[ Quoting Denis Tonn to Scott Little ]
DT> Sure. SUN is developing one such. This does NOT mean that Java is CPU
DT> specific, as you claimed.
To be of any real use it has to be compiled for specific CPUs. JITs and
interpreters just can't cut it.
DT> concept that Java was tightly tied to a specific CPU, a RISC CPU to be
DT> specific.
The bytecode is more easily translated into RISC CPU code. CISC JITs &
interpreters have a lot more work to do to do the same job.
DT> Where do you get your "numbers" that support the contention that
DT> SUN's CPU is faster than JIT code?
From the APC magazine, December 1996. The benchmarks were performed by Sun,
not APC Labs.
Javac Tests RayTracer Tests
Pentium with Java interpreter: 20.4 seconds 174.3 seconds
" " JIT compiler 9.3 64.5
picoJava 1.8 13.0
DT> code, but this is because it is already "JIT compiled" by nature.
JIT still compile on the fly. However they cache already compiled code and
precompile code to be used and cache that too.
DT> Every "number" I have ever seen shows that a good JIT compiler will
DT> equal the results of running the same app on SUN's CPU.

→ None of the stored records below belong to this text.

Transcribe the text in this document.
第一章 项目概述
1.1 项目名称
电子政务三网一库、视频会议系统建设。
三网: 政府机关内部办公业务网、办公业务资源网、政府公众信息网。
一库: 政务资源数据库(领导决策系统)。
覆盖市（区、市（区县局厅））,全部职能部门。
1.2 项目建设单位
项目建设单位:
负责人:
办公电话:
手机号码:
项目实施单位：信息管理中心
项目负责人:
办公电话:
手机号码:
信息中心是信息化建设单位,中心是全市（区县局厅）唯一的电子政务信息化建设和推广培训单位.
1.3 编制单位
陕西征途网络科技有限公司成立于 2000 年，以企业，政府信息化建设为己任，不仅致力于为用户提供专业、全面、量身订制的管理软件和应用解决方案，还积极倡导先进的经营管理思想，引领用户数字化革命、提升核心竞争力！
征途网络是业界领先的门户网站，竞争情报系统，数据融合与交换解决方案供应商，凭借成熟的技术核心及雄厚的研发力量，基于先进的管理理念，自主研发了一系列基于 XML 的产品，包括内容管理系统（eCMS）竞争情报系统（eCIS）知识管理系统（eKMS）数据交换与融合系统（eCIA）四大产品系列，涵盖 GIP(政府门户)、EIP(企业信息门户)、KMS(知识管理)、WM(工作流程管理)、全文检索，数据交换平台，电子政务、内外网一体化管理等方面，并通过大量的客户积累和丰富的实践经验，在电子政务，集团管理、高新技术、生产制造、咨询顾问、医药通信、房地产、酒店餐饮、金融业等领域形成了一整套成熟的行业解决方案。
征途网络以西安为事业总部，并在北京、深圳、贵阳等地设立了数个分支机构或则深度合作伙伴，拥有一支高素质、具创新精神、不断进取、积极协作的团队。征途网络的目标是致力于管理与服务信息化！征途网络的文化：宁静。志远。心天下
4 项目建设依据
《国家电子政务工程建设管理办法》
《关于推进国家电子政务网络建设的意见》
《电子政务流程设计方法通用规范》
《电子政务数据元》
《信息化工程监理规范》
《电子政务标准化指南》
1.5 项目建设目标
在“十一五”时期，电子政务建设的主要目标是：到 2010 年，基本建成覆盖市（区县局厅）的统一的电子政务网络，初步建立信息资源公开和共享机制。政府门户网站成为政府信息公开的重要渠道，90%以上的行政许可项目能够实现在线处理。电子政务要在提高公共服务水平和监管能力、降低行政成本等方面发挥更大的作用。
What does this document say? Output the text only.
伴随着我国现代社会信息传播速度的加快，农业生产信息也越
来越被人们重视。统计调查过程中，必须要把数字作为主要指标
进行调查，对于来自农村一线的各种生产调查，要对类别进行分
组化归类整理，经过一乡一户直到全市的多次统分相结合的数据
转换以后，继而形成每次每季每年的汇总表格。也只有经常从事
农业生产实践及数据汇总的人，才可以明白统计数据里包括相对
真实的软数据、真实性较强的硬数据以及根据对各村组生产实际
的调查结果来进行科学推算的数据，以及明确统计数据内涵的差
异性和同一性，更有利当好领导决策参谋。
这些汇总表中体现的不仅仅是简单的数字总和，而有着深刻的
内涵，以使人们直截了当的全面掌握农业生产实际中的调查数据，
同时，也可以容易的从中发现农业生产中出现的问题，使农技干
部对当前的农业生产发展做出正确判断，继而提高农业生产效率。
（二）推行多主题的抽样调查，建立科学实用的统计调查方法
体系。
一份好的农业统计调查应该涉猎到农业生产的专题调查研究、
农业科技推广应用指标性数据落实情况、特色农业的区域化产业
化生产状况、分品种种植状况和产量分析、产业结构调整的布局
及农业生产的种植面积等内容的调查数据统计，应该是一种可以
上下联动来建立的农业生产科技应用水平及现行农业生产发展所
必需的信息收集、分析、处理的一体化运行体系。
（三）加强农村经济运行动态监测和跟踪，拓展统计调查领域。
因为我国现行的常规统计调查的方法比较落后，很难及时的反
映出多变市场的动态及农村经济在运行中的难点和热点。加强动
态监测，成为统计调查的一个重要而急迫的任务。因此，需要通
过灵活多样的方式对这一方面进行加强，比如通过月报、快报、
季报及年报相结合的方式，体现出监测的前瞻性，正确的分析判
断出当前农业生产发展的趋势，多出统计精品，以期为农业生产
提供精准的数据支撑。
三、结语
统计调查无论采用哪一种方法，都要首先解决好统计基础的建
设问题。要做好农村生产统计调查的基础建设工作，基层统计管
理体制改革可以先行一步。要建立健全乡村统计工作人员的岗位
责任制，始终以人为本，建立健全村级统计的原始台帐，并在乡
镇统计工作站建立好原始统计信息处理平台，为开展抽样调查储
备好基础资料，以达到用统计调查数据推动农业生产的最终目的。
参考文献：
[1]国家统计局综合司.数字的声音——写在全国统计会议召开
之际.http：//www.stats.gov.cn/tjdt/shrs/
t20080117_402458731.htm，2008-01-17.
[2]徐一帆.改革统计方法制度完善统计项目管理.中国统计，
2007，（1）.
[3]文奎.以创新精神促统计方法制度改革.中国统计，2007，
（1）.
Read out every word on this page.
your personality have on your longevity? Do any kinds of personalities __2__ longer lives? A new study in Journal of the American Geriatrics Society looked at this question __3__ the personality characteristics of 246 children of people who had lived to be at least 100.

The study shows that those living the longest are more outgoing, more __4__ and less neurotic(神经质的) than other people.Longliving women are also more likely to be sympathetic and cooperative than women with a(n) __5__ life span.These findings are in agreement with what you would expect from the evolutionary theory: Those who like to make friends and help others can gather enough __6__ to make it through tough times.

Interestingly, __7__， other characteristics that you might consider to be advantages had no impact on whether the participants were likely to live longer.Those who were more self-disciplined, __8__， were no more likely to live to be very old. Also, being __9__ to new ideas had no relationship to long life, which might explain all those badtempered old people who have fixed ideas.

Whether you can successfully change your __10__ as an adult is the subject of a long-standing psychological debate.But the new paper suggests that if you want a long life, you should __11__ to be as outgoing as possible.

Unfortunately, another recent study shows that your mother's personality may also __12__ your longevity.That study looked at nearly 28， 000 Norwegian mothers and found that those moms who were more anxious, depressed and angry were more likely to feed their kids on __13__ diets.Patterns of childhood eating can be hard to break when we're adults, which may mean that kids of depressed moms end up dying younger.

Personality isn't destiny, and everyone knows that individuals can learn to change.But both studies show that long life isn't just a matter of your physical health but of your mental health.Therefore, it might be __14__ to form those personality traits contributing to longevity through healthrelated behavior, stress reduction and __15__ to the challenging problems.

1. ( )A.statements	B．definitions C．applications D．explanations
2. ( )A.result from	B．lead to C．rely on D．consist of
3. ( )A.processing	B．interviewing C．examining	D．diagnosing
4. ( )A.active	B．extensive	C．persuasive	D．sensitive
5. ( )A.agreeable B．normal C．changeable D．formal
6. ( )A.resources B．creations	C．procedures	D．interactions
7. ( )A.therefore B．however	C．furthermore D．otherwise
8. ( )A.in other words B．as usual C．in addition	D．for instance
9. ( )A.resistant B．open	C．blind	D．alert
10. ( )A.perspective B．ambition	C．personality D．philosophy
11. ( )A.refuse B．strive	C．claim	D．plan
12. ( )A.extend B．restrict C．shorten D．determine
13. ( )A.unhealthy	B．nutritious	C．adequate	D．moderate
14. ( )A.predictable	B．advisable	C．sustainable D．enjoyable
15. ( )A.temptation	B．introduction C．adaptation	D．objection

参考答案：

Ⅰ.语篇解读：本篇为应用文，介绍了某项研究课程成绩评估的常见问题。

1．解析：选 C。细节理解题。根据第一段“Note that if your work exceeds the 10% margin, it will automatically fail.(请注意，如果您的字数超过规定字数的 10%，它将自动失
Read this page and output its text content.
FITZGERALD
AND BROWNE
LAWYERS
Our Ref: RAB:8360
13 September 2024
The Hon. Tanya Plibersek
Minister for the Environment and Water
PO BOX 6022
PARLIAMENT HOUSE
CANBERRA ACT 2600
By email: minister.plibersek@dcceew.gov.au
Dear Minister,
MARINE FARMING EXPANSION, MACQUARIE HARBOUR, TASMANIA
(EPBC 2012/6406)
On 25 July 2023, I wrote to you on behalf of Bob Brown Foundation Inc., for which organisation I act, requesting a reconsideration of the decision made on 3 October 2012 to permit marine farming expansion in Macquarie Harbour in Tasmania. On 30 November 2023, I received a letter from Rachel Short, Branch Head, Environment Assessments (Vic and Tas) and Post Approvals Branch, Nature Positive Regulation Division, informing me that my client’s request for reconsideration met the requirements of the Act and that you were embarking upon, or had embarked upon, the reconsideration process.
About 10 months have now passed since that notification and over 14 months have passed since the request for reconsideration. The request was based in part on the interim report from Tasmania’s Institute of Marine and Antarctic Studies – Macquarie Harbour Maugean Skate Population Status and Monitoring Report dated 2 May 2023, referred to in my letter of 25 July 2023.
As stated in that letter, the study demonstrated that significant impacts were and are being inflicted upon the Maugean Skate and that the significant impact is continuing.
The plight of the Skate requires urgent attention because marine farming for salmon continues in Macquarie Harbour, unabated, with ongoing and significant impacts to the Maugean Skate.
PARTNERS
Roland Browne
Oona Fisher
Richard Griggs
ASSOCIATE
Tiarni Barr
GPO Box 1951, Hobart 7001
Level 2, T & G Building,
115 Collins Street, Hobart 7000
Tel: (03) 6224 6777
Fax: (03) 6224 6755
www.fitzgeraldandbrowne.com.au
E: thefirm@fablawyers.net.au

That is not possible (not on CPUs of equal speed). You are saying that a
computer with a JIT compiler can translate and run a program in the same
amount
of time that it takes the Java CPU to simply execute it immediatly.
DT> But this leads me to ask why you are running Win95. Wouldn't you be
DT> better off running straight DOS and only assembler programs that run
DT> native to the metal?
Which I would prefer, however DOS doesn't multitask, and OS2 does not run
DOS programs nativly (ie. without addon support).
DT> Even most games are being written in high level languages today. Are
DT> you satisfied playing only the games written totally in assembler?
If there was a choice, I'd wait for and use the assembler one. But since
here
isn't, I will use the one that is released.
Programmers today are just plain lazy. They rely heavily on high-end
processing
power rather than their own efficient code to produce a fast program.
DT> compilers should be able to approach the same performance as anything
DT> coded in "C", and the same performance as SUN's "Java bytecode" CPU.
If the Java code was compiled into CPU specific versions there would be no
problem. JITs cannot match CPU specific, precompiled executables.
SL> every time it's executed. It would make much more sense to kill JITs and
DT> But this is EXACTLY the step that a JIT compiler is intended to
DT> correct. A JIT compiler "pretranslates" the Java bytecodes to native
DT> opcodes.
Yes, but it does it EVERY TIME it is executed. I'm talking about converting
the program to native code and storing that on disk so it can be executed
later.
DT> Question: What did you think a JIT compiler actually does?
"Just-in-time compilers translate Java bytecode into native code like
interpreters do, but they don't have to translate the same code over and over
again because they cache the native code. This can result in significant
performance improvements, but sometimes a JIT compiler takes an unacceptable
amount of time and memory to do its job."
DT> This already happens. The JIT compiler will leave the results of it's
DT> compile around for the next use.
Since when? And where does it leave these results? What if I have a 300 meg
graphics suite written in Java. Does it save 300 meg of native code as well,
making the total size 600meg?
A straight out, permanent conversion is the best method. That way, the entire
program is native code, and there is no JIT taking up valuable memory and
CPU time, and no Java bytecode taking up space.
DT> is when it first runs, or when it is changed. It doesn't "precompile"
DT> every time it runs, this would be inefficient. Give the JIT compiler
DT> writers some credit. You are not the first to have this "objection".
These must be the latest wave of JIT compilers. They don't really fit into
the definition of JIT if they save native code.